Deinla also clarified that the filing of SALNs by those in government was imposed not just in Republic Act No. 6713, or the Code of Conduct and Ethical Standards for Public Officials and Employees.
“SALNs were already required under RA 3019 (Anti-Graft and Corrupt Practices Act) which was enacted as early as 17 August 1960,” she explained.
“After the 1987 Constitution took effect, RA 6713 expanded the requirement to include spouses and unmarried children. RA 6713 took effect on 25 March 1989,” Deinla added.
In 2012, De Castro and then Acting Chief Justice Antonio Carpio were also candidates to replace Chief Justice Renato Corona, who was removed from his post following his conviction by the Senate impeachment court. They both failed to meet the JBC requirement of all SALNs, along with Sereno and 11 other candidates.
Records would show that De Castro has been in government service since 1973, thus under the JBC original requirement, she was bound to submit 39 SALNs.

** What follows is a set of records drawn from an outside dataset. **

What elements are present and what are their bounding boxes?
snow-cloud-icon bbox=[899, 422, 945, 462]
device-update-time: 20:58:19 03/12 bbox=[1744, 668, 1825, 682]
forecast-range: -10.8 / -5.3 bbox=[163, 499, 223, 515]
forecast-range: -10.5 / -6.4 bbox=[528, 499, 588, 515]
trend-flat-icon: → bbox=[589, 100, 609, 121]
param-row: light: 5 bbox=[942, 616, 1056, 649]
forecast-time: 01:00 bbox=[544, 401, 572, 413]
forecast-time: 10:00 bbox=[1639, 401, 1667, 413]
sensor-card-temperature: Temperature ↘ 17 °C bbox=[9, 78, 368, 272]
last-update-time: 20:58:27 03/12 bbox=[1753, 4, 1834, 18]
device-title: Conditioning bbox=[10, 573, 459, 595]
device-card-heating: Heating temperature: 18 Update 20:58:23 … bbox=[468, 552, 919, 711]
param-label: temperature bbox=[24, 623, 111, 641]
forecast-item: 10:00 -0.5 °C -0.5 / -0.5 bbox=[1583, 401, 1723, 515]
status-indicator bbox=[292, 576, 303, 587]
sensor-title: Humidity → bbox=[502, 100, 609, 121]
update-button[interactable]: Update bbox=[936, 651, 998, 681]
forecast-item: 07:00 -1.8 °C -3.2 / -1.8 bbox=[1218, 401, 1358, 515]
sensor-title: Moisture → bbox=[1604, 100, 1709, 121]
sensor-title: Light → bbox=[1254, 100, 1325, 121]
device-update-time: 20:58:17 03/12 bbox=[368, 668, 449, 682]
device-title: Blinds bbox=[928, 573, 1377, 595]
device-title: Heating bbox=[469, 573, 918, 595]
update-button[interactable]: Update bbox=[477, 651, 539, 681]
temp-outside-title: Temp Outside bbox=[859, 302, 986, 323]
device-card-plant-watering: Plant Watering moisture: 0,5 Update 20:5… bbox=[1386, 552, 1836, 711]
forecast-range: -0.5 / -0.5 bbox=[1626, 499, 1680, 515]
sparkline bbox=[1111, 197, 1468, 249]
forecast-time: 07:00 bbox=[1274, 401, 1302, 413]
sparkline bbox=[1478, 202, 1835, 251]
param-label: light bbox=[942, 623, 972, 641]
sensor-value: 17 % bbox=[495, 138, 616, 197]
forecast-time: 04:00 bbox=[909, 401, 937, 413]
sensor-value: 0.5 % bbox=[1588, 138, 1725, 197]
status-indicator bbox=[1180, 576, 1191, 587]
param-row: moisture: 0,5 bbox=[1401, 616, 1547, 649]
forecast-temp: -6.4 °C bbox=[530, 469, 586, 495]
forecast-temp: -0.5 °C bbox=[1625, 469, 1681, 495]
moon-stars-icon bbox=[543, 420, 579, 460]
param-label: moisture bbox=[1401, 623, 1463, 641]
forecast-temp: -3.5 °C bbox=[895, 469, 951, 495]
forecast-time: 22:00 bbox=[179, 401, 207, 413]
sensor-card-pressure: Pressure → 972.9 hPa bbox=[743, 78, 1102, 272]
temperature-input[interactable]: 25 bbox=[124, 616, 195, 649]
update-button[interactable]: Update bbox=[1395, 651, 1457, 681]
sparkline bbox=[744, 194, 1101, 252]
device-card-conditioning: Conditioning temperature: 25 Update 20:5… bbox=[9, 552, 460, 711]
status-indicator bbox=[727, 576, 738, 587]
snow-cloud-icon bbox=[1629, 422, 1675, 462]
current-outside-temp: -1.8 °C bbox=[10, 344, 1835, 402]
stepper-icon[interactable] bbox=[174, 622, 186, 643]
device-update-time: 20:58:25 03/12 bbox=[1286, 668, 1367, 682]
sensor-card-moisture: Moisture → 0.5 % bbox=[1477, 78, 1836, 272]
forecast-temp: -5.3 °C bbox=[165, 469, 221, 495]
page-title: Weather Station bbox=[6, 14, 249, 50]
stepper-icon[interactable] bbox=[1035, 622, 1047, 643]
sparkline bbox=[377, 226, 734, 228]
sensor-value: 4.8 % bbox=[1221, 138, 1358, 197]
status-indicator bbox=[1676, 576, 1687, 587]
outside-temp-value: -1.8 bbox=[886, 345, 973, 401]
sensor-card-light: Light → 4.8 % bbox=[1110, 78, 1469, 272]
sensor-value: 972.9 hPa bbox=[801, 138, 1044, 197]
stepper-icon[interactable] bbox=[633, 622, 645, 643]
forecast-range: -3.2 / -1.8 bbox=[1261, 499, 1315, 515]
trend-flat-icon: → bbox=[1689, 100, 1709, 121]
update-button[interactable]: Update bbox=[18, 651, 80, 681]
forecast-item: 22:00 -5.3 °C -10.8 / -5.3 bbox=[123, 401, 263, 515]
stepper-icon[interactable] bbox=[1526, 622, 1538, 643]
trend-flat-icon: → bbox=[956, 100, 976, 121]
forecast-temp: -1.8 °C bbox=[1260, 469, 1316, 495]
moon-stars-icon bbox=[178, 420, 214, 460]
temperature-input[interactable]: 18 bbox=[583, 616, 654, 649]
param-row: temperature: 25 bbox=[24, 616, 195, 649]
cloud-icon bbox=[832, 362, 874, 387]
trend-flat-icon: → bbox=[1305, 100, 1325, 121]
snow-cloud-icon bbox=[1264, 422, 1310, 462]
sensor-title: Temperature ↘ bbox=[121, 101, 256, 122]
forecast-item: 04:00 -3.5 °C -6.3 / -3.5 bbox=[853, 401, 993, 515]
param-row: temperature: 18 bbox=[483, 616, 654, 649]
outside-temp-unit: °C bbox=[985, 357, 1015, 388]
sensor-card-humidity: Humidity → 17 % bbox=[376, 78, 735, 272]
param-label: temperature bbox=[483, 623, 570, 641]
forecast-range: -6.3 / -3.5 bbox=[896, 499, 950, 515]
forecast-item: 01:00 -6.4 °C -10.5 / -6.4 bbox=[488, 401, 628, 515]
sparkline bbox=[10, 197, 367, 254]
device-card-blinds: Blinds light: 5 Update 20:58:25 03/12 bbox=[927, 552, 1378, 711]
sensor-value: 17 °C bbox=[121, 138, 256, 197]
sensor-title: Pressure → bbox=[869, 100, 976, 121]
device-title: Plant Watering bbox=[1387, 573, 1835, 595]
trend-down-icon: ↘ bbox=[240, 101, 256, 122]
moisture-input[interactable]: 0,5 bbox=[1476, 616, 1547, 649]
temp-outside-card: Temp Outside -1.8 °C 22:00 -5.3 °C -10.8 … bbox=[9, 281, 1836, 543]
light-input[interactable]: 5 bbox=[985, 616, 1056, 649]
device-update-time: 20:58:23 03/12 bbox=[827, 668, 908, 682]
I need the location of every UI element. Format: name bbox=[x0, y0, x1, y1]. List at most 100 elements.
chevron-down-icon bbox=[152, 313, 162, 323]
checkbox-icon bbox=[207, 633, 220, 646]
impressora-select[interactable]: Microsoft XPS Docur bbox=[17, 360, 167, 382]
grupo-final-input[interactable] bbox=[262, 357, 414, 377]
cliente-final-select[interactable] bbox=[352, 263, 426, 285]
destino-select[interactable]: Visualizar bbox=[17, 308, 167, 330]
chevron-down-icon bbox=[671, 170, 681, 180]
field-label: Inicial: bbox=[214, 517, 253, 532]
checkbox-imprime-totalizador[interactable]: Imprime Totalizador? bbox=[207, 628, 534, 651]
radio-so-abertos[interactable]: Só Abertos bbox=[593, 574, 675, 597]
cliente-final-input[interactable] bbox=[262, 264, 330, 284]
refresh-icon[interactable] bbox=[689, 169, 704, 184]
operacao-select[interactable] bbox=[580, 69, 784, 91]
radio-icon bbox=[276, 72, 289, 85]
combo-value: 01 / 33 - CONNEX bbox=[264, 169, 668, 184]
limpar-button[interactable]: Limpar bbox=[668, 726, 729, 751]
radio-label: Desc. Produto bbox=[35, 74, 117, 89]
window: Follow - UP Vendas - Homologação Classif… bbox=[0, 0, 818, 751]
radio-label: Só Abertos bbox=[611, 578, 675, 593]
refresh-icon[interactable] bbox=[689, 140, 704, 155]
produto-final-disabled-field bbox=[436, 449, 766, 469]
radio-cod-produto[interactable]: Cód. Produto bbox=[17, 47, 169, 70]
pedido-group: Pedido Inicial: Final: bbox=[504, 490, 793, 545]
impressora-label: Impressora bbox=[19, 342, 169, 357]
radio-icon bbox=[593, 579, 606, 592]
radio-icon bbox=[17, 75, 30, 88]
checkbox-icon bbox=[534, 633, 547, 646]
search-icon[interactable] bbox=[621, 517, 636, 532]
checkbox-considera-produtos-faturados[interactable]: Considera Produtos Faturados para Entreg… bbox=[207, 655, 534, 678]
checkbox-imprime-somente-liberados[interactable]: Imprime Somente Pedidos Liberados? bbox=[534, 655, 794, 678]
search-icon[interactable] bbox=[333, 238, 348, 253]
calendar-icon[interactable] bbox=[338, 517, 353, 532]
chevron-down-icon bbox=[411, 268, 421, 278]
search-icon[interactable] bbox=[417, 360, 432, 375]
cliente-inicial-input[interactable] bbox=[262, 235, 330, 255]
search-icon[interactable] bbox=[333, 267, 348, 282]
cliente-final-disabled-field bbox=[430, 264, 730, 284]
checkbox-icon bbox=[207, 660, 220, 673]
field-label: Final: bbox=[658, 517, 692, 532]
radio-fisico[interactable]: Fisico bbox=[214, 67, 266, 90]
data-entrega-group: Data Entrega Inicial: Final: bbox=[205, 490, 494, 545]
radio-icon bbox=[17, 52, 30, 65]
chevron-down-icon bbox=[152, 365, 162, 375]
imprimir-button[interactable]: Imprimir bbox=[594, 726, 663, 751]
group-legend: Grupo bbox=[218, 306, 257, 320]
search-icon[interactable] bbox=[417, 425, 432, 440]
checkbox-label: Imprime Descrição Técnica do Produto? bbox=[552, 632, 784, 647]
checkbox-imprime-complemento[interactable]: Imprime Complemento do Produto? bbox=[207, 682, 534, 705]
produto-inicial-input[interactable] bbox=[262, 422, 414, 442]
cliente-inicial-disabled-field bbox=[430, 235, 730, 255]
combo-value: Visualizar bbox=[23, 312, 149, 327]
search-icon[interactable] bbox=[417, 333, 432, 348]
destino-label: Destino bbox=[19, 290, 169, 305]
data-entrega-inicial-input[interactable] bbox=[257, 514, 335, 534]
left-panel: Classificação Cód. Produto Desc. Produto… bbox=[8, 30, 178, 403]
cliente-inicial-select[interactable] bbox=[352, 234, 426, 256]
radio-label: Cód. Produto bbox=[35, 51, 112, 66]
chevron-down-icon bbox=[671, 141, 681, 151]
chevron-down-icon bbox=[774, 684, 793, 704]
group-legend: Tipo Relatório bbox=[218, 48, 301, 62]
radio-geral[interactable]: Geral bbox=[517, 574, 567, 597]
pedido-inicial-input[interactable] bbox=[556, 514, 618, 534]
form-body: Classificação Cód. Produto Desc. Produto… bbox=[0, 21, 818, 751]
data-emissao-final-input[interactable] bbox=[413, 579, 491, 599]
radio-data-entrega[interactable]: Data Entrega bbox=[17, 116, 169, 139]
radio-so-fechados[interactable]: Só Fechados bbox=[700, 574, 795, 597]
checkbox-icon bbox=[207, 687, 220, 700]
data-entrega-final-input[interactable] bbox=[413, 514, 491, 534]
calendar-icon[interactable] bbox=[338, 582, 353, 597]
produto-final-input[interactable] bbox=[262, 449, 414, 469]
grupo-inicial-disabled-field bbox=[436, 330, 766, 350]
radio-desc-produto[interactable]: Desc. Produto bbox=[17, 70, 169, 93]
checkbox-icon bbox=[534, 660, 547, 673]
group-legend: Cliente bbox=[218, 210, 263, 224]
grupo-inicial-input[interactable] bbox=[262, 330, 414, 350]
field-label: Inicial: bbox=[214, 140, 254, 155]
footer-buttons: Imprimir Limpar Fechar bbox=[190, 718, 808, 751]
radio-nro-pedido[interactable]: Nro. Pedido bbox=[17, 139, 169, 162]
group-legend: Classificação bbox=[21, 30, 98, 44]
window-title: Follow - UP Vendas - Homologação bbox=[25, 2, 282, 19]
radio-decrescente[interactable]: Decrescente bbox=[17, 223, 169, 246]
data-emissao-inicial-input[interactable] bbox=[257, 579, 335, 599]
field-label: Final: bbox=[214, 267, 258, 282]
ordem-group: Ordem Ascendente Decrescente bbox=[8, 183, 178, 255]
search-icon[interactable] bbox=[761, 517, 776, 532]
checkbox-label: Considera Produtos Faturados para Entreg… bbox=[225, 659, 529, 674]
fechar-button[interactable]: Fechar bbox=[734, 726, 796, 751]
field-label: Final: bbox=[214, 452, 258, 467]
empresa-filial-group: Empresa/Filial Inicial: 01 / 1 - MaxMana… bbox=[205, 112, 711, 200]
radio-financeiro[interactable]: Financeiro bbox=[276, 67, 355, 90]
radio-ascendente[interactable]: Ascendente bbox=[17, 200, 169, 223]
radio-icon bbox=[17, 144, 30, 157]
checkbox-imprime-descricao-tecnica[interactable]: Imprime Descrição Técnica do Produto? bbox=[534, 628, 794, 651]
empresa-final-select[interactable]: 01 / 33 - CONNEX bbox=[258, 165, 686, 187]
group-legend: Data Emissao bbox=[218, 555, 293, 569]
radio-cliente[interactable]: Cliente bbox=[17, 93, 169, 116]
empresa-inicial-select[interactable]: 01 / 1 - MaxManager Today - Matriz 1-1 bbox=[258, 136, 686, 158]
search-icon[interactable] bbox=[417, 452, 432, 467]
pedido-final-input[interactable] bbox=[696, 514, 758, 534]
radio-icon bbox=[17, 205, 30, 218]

However, she could only submit 15 SALNs.
In the case of Carpio, he submitted to the JBC his SALNs when he was a member of the high court from 2001-2012 but he could not complete his SALN submissions when he was Chief Presidential Legal Counsel from 1992-1996. He could only submit to the JBC his SALNs for 1992-1994.
As a result, the minutes of the July 20, 2012 JBC meeting stated that Carpio and De Castro were among those deemed to have “substantially complied.”
In Sereno’s case, she submitted to the JBC her 2009-2012 SALNs which she filed as SC Associate Justice. She resigned from the University of the Philippines in 2006 and went into private practice until her appointment to the high court in 2010.
With respect to her UP SALNs, Sereno told the JBC that since her records were more than 15 years old, it was not feasible for her to retrieve all the documents.
Therefore, considering that many of the candidates like Sereno, Carpio and De Castro could not comply, Deinla said, the JBC waived the requirement of complete submission of previous SALNs by all applicants.
“There is nothing irregular about the acceptance of the SALNs as substantial compliance even if the JBC originally required all previous SALNs,” Deinla pointed out. “The JBC could relax its requirement because the submission of SALNs is not a constitutional requirement but a JBC requirement which the council can waive.”
Besides, Deinla said, “mere non-submission of SALNs to the JBC is not proof of non-filing.”
Deinla also said that the fact that the JBC waived its requirement of the submission of all previous SALNs proves that “there is no basis for the quo warranto petition against CJ Sereno.”
Earlier, Senator Francis Escudero, who was a JBC member from 2008 to 2013, said the relaxed rule on SALN submission was not intended for Sereno.
According to Escudero, the rule on SALN had already been relaxed before Sereno applied for the position of associate justice in 2010.
He recounted that the JBC had been discussing the situation of former Associate Justice Roberto Abad, who could not complete his SALN filings for his service with the Office of the Solicitor General, when it relaxed the SALN rule.